ポリオウイルスの各血清型と歴史的背景

ポリオ(小児麻痺)は、かつて「幼児麻痺」と呼ばれたウイルス性疾患です。感染は非常に感染力が高く、主に口から体内に入り増殖します。CDCによると、感染者の95%は無症状ですが、1%が完全な麻痺を起こし、回復しないこともあります。

ポリオウイルス受容体 – CD‑155

ヒト細胞表面には多数の受容体があり、ポリオウイルスはその中のCD‑155に結合して細胞内に遺伝子を注入します。この受容体が存在しない人は感染しにくいと考えられています。ポリオウイルスは3つの血清型(セロタイプ)を持ち、すべてCD‑155に結合します。

タイプ I – ブルンヒルデ株

1939年、ジョンズ・ホプキンス大学の研究で、バルチモア地域の患者の便標本をチンパンジーに接種し、脊髄から分離されたウイルスがタイプⅠ、ブルンヒルデ株と命名されました。

タイプ II – ランシング株

1938年、ミシガン州ランシングで死亡した患者から得られたウイルスがタイプⅡ、ランシング株です。1999年に根絶されたとされましたが、ナイジェリアで再出現しました。

タイプ III – レオン株

1930年代のロサンゼルス流行で、11歳の少年レオンが麻痺性ポリオで死亡。その脳・脊髄組織から分離されたウイルスがタイプⅢ、レオン株です。地域で最後に根絶されることが多い血清型です。

ポリオワクチン

ジョナス・サルクは不活化(死滅)ポリオウイルスから初のワクチンを開発し、筋肉内注射で投与します。
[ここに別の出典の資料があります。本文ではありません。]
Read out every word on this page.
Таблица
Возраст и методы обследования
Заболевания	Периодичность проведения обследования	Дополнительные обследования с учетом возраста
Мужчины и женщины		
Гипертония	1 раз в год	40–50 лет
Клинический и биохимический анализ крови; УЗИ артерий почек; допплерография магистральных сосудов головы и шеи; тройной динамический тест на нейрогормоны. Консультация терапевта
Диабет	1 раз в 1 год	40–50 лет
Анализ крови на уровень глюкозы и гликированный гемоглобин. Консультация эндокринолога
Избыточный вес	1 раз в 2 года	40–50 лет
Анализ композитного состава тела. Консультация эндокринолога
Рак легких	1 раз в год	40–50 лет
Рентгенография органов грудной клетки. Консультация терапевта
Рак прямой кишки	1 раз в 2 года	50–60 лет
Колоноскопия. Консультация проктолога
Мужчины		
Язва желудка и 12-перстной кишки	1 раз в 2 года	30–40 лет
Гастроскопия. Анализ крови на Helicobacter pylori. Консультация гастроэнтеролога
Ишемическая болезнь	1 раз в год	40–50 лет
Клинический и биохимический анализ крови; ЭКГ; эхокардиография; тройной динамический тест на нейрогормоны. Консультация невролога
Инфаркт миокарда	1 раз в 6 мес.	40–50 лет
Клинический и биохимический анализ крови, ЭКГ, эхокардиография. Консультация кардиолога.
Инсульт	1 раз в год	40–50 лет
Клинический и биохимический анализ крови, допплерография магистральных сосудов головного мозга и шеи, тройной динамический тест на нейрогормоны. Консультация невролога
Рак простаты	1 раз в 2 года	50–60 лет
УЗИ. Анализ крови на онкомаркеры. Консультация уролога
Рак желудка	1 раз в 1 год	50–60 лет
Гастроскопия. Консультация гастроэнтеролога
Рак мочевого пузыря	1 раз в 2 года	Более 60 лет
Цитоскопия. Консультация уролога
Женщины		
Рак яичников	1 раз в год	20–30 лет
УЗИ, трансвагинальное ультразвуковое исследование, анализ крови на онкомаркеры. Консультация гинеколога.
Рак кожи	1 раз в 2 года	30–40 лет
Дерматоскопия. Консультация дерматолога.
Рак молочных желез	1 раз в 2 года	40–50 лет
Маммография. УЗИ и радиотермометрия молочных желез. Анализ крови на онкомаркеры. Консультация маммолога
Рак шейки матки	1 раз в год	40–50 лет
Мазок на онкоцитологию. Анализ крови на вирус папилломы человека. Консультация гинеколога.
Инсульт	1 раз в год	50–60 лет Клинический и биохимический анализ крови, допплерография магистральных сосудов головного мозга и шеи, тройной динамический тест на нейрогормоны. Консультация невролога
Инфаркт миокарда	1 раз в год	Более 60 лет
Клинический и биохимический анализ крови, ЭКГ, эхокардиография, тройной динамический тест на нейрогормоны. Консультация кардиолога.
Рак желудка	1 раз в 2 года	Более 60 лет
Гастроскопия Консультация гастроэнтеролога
一方、アルバート・サビンが開発した経口ワクチンは生ワクチンながら弱毒化され、投与が容易です。どちらのワクチンも3型すべてを含み、1型に免疫があっても2型・3型で感染する可能性があります。このため、ナイジェリアで2型が再出現したと考えられます。

最も有名なポリオ患者 – フランクリン・D・ルーズベルト

1921年の夏にポリオに罹患し、歩行は補助具なしでは不可能となりました。ルーズベルトはジョージア州の温泉リゾートを購入し、同じく罹患した人々を支援する「ジョージア温泉基金」を設立。これが後の「マーチ・オブ・ダイムズ」へと発展し、ポリオワクチン研究に大きく貢献しました。PBSのドキュメンタリー『ポリオ十字軍』でその歴史が語られています。